A quebra da relação sujeito-objeto cobra o seu preço: a conversão do sujeito em objeto retira a própria possibilidade da objetivação humana, ou seja, tornar-se um outro frente à natureza. No entanto, a ausência do sujeito da dominação é aparente, assim como a mediação de fatores alheios a ele é preservada. No Positivismo o progresso deve ocorrer dentro da ordem, como já previa antes dele a hierarquia pré-estabelecida das mônadas de Leibniz, e como a totalidade configurada por relações sociais desiguais persiste, a conversão do sujeito em objeto afasta-o de seus interesses racionais, da mesma forma que o afastamento da ciência de suas determinações sociais, presente na sua aura de neutralidade, afasta-a da realidade. O sujeito converte-se ou em um objeto com uma verdade própria, verdade esta buscada por diversas vertentes da Psicologia, ou em um objeto definido por suas características predicativas. Em ambos os casos, o sujeito perde a sua objetividade: no primeiro, porque as condições objetivas são eliminadas; no segundo, porque aquilo que lhe permitiria a expressão através da apropriação dos universais existentes é desapropriado.

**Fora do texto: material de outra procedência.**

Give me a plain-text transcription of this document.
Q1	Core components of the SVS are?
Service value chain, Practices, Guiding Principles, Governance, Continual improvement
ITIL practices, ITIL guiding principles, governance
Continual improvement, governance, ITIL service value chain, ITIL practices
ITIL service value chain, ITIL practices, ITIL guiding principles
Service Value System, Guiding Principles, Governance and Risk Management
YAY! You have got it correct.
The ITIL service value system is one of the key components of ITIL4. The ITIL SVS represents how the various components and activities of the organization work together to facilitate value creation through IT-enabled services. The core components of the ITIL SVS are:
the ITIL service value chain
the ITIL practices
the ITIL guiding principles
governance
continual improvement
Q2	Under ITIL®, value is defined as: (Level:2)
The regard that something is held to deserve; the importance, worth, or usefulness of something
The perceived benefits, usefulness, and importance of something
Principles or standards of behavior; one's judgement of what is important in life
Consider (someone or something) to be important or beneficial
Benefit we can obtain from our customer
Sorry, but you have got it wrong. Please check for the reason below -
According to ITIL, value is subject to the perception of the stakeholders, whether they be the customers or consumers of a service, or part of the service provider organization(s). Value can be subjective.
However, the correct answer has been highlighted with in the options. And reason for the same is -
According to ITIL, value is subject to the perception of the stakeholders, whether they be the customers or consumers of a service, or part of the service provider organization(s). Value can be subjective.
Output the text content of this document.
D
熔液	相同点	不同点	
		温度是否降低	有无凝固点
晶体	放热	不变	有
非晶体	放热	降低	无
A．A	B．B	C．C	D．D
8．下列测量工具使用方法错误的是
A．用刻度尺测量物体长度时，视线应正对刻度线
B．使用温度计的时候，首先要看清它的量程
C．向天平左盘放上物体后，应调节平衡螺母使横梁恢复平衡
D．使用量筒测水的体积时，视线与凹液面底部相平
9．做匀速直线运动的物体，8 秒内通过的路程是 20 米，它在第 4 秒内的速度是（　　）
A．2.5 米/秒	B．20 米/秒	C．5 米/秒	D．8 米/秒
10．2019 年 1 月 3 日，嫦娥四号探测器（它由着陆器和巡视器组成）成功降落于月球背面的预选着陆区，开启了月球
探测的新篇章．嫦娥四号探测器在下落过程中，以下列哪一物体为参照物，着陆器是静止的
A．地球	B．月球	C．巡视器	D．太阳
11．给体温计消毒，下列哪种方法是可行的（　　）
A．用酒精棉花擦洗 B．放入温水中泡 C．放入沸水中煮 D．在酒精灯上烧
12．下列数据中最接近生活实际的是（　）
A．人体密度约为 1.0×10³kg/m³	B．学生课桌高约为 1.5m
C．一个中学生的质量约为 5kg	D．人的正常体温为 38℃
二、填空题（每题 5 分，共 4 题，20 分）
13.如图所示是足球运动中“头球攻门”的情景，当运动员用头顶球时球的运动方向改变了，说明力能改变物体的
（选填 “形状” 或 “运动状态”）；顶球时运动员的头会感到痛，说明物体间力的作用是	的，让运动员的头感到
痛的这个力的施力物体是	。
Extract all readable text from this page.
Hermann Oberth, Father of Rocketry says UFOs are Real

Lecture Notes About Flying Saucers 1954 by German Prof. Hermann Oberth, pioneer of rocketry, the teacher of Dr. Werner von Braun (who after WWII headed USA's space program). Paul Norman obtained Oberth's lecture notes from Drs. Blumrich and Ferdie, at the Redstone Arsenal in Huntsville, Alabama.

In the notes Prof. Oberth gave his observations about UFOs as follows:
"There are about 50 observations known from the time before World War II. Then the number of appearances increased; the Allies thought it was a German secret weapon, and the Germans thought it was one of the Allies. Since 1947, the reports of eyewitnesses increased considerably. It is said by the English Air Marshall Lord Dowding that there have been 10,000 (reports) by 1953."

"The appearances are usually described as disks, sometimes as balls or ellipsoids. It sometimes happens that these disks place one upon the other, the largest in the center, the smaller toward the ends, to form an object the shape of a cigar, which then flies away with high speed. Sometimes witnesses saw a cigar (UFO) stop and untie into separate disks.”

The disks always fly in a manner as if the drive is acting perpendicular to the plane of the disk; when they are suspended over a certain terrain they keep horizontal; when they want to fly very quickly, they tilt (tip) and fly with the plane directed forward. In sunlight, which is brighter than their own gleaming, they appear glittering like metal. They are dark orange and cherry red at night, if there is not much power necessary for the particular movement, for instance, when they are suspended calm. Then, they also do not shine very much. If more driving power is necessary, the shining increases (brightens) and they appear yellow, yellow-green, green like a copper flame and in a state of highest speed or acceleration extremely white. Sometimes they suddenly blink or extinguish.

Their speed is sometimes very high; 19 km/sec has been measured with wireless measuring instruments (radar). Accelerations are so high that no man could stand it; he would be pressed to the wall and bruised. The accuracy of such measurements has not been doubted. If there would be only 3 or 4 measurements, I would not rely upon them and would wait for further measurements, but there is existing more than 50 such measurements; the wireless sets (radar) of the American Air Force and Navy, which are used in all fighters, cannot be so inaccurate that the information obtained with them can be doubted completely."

Se existem diversas percepções da realidade e se os critérios para avaliar a sua validade são precários é porque elas se fundam numa adesão imediata aos fatos, tal como a sociedade industrial e a sua expressão filosófica-científica positivista requerem, sem que com isso a mediação social deixe de existir. Assim, a percepção inadequada da realidade torna-se fruto de uma adesão imediata a ela, guiada pela necessidade de autoconservação.

O desterro do conceito como um elemento mitológico por tentar ir além dos fatos possibilitou a mitologia dos fatos e a crença em sua imediaticidade. A substituição da relação sujeito-objeto na busca da verdade pela opinião da maioria colaborou para converter a razão em seu contrário, e tornar a aparência da subjetividade em sua essência. Claro que nem por isso a opinião deve ser condenada à falsidade e a razão dogmática à verdade, mas ambas, por mutilarem a relação sujeito-objeto, cada uma em um polo distinto, mutilam a própria verdade.

 

Sobre a representação social

Tendo em vista o que foi escrito até aqui, a concepção de representação social, tal como é desenvolvida por Moscovici (1978), pode ser duplamente criticada. Em primeiro lugar, porque o autor atribui aos historiadores a tarefa de explicitar as dificuldades da conceituação do termo, quando é o próprio vácuo surgido historicamente, através da crescente separação entre indivíduo e cultura, que lhe permite criar o conceito para tentar sustar, pensamos que de forma ideológica, tal divisão.

O autor percebe este vácuo quando, ao caracterizar o conceito, aponta para a necessidade de se dar sentido àquilo que é distante, ou seja, tornar o estranho familiar (Moscovici, 1978). Mas não mostra como esta necessidade se origina da impotência social do indivíduo em nossa época, nem como essa impotência associa-se a necessidades infantis (Cf. Adorno et al., 1965), o que permite a segunda crítica: a de não apontar para os fatores subjetivos presentes na representação social, e quando o faz, ao dizer que a representação social não é mera reprodução de conteúdos sociais, não os localizar em lugar nenhum. A Psicanálise deveria ter-lhe servido não só como objeto da representação social, mas como instrumento que pudesse melhor delimitá-lo; sem ela a subjetividade entra como ator coadjuvante, num cenário que a despossui.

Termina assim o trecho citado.